Loudon Wainwright III was one of -- if not the -- first to be anointed with that title back in the late ‘60s, when he began plying his trade in the folk clubs of Boston and New York. His self-effacing wit and broad humor earned a cult following -- and, in 1972, a bona fide top 40 hit in the form of the rollicking “Dead Skunk.” By the middle of that decade, his reputation as one of the folk-rock scene’s true characters -- in contrast to his peers, he had a fondness for Brooks Brothers’ flannels and neatly-shorn hair -- had spread far enough that he was tabbed as a recurring character on the CBS series M*A*S*H, on which he portrayed “singing surgeon” Calvin Spaulding.

While Wainwright has maintained a parallel career in front of the cameras -- appearing in such flicks as The 40-Year-Old Virgin, The Slugger's Wife and Elizabethtown -- he’s always been most at home with guitar -- or, even more accurately, a pen -- in hand. Always one for unsparing detail, he spent the ‘80s turning out stinging, critically-acclaimed discs like Fame and Wealth -- on which he shrugged off the importance of both -- and 1989’s Therapy. The latter title is an anomalous one, given the fact that he once offered “as to whether what I do is therapeutic for myself, I doubt it. My career has provided me with a living and a half-assed identity, but having it hasn’t resolved any of my so-called ‘stuff.’”

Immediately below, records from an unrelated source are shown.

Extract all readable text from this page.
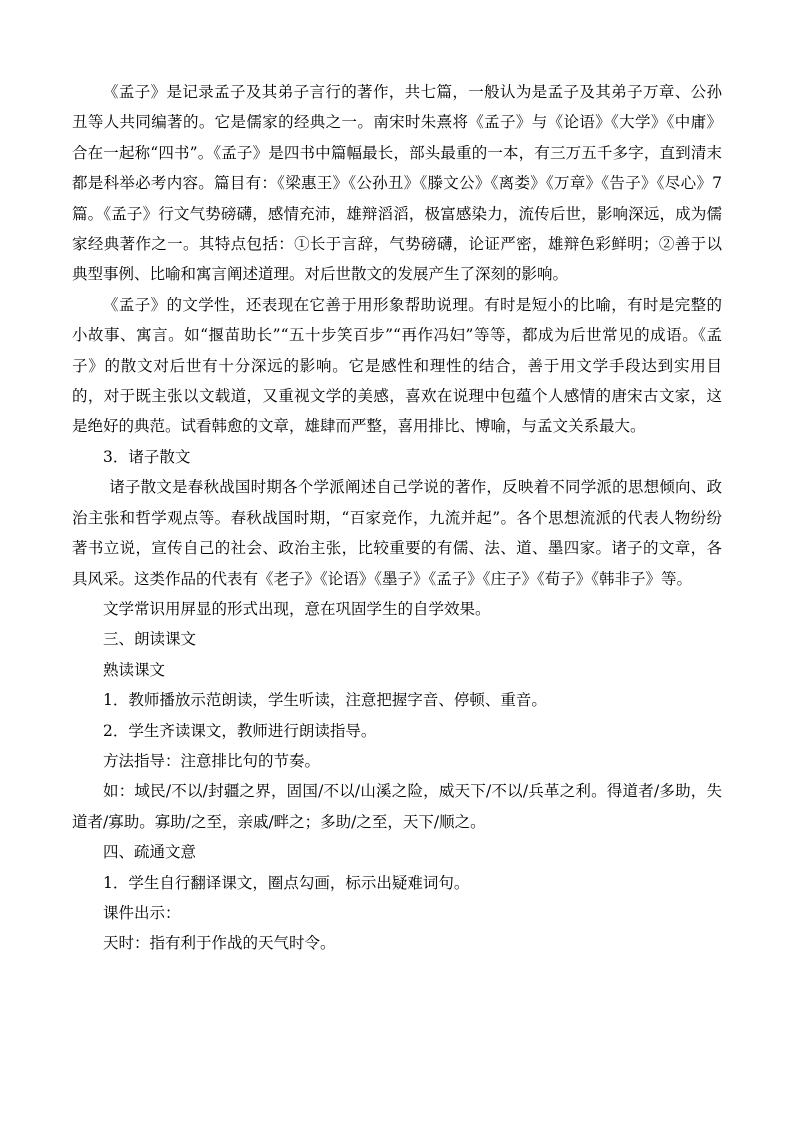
《孟子》是记录孟子及其弟子言行的著作，共七篇，一般认为是孟子及其弟子万章、公孙丑等人共同编著的。它是儒家的经典之一。南宋时朱熹将《孟子》与《论语》《大学》《中庸》合在一起称“四书”。《孟子》是四书中篇幅最长，部头最重的一本，有三万五千多字，直到清末都是科举必考内容。篇目有：《梁惠王》《公孙丑》《滕文公》《离娄》《万章》《告子》《尽心》7篇。《孟子》行文气势磅礴，感情充沛，雄辩滔滔，极富感染力，流传后世，影响深远，成为儒家经典著作之一。其特点包括：①长于言辞，气势磅礴，论证严密，雄辩色彩鲜明；②善于以典型事例、比喻和寓言阐述道理。对后世散文的发展产生了深刻的影响。

《孟子》的文学性，还表现在它善于用形象帮助说理。有时是短小的比喻，有时是完整的小故事、寓言。如“揠苗助长”“五十步笑百步”“再作冯妇”等等，都成为后世常见的成语。《孟子》的散文对后世有十分深远的影响。它是感性和理性的结合，善于用文学手段达到实用目的，对于既主张以文载道，又重视文学的美感，喜欢在说理中包蕴个人感情的唐宋古文家，这是绝好的典范。试看韩愈的文章，雄肆而严整，喜用排比、博喻，与孟文关系最大。

3．诸子散文

诸子散文是春秋战国时期各个学派阐述自己学说的著作，反映着不同学派的思想倾向、政治主张和哲学观点等。春秋战国时期，“百家竞作，九流并起”。各个思想流派的代表人物纷纷著书立说，宣传自己的社会、政治主张，比较重要的有儒、法、道、墨四家。诸子的文章，各具风采。这类作品的代表有《老子》《论语》《墨子》《孟子》《庄子》《荀子》《韩非子》等。

文学常识用屏显的形式出现，意在巩固学生的自学效果。

三、朗读课文

熟读课文

1．教师播放示范朗读，学生听读，注意把握字音、停顿、重音。

2．学生齐读课文，教师进行朗读指导。

方法指导：注意排比句的节奏。

如：域民/不以/封疆之界，固国/不以/山溪之险，威天下/不以/兵革之利。得道者/多助，失道者/寡助。寡助/之至，亲戚/畔之；多助/之至，天下/顺之。

四、疏通文意

1．学生自行翻译课文，圈点勾画，标示出疑难词句。

课件出示：

天时：指有利于作战的天气时令。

That ‘stuff’ included a sometimes tumultuous personal life, and the rearing of several offspring, including acclaimed singer-songwriters Rufus and Martha Wainwright, the latter of whom joined in on Loudon’s 2003 album, So Damn Happy. In recent years, Wainwright’s been reaching new sets of ears, thanks in part to a plethora of soundtrack work -- like the compositions he and Joe Henry contributed to the blockbuster Knocked Up.

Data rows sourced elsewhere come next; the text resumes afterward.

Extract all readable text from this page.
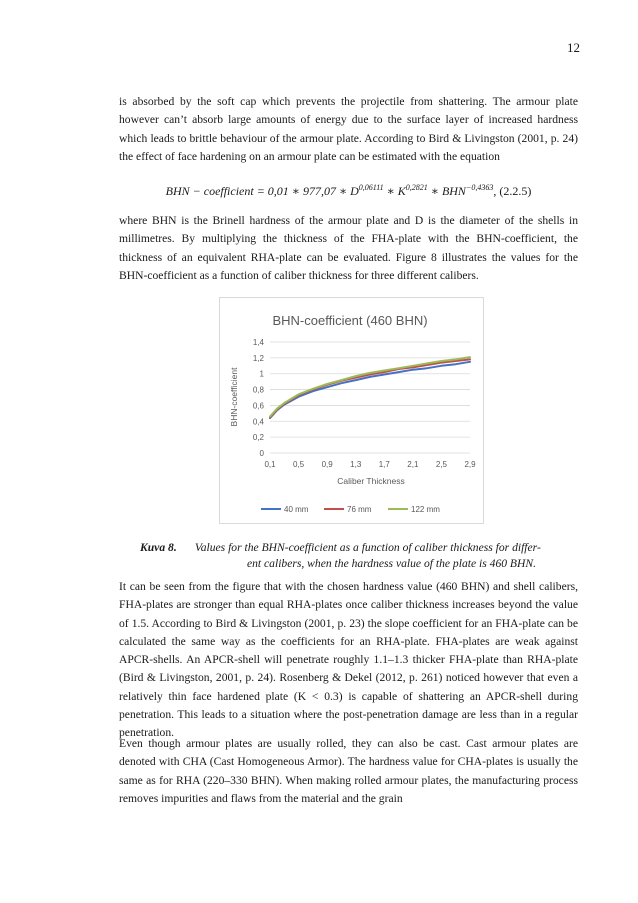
12

is absorbed by the soft cap which prevents the projectile from shattering. The armour plate however can’t absorb large amounts of energy due to the surface layer of increased hardness which leads to brittle behaviour of the armour plate. According to Bird & Livingston (2001, p. 24) the effect of face hardening on an armour plate can be estimated with the equation

BHN − coefficient = 0,01 ∗ 977,07 ∗ $D^{0,06111}$ ∗ $K^{0,2821}$ ∗ $BHN^{-0,4363}$, (2.2.5)

where BHN is the Brinell hardness of the armour plate and D is the diameter of the shells in millimetres. By multiplying the thickness of the FHA-plate with the BHN-coefficient, the thickness of an equivalent RHA-plate can be evaluated. Figure 8 illustrates the values for the BHN-coefficient as a function of caliber thickness for three different calibers.

0
0,2
0,4
0,6
0,8
1
1,2
1,4
0,1 0,5 0,9 1,3 1,7 2,1 2,5 2,9
BHN-coefficient (460 BHN)
BHN-coefficient
Caliber Thickness
40 mm	76 mm	122 mm
Kuva 8. Values for the BHN-coefficient as a function of caliber thickness for differ-
ent calibers, when the hardness value of the plate is 460 BHN.

It can be seen from the figure that with the chosen hardness value (460 BHN) and shell calibers, FHA-plates are stronger than equal RHA-plates once caliber thickness increases beyond the value of 1.5. According to Bird & Livingston (2001, p. 23) the slope coefficient for an FHA-plate can be calculated the same way as the coefficients for an RHA-plate. FHA-plates are weak against APCR-shells. An APCR-shell will penetrate roughly 1.1–1.3 thicker FHA-plate than RHA-plate (Bird & Livingston, 2001, p. 24). Rosenberg & Dekel (2012, p. 261) noticed however that even a relatively thin face hardened plate (K < 0.3) is capable of shattering an APCR-shell during penetration. This leads to a situation where the post-penetration damage are less than in a regular penetration.

Even though armour plates are usually rolled, they can also be cast. Cast armour plates are denoted with CHA (Cast Homogeneous Armor). The hardness value for CHA-plates is usually the same as for RHA (220–330 BHN). When making rolled armour plates, the manufacturing process removes impurities and flaws from the material and the grain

That resurgence makes it all the more timely to revisit the still-vibrant material that Wainwright re-imagines on Recovery. Whether he’s basking in the tongue-in-cheek misanthropy of songs like “Old Friend” or musing about the pleasures of isolation on the appropriately-titled “Movies Are a Mother to Me,” the 61-year-old still bristles with passion and energy -- and the excitement of a man who’s in the throes of rediscovery, not in the midst of a nostalgia trip.

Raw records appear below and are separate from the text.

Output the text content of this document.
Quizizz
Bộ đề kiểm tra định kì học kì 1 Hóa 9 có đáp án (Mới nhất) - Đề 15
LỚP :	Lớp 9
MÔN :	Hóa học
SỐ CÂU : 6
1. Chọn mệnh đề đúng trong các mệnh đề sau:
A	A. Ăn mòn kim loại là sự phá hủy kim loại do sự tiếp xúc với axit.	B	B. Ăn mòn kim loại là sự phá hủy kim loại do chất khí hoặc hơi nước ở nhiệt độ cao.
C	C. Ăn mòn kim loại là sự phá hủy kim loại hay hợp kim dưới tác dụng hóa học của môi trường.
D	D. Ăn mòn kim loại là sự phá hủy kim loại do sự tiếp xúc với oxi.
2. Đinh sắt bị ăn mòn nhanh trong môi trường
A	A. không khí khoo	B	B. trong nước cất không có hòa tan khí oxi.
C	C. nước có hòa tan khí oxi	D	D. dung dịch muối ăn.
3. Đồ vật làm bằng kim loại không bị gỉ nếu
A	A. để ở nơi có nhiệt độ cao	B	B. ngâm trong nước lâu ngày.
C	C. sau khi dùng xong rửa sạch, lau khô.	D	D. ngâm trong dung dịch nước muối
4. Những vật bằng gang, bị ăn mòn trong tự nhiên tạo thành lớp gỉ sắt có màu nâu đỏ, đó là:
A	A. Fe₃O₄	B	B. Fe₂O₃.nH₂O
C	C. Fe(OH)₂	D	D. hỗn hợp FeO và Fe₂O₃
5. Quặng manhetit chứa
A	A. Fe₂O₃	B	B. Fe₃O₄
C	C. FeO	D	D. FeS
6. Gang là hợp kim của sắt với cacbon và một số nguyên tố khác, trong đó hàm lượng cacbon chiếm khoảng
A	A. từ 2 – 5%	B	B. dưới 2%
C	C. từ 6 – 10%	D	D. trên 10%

“I called the album Recovery for a number of reasons,” Wainwright explains. “The title can be taken so many ways. You could look at it as an archeological dig -- like unearthing some dinosaur bones -- since the newest thing was from 1973. But more importantly, it also carries the connotation of getting better, which is something we’d all like to think we’re doing.”

There’s no questioning the fact that Loudon Wainwright III is doing just that -- and will continue to do so for a long while to come.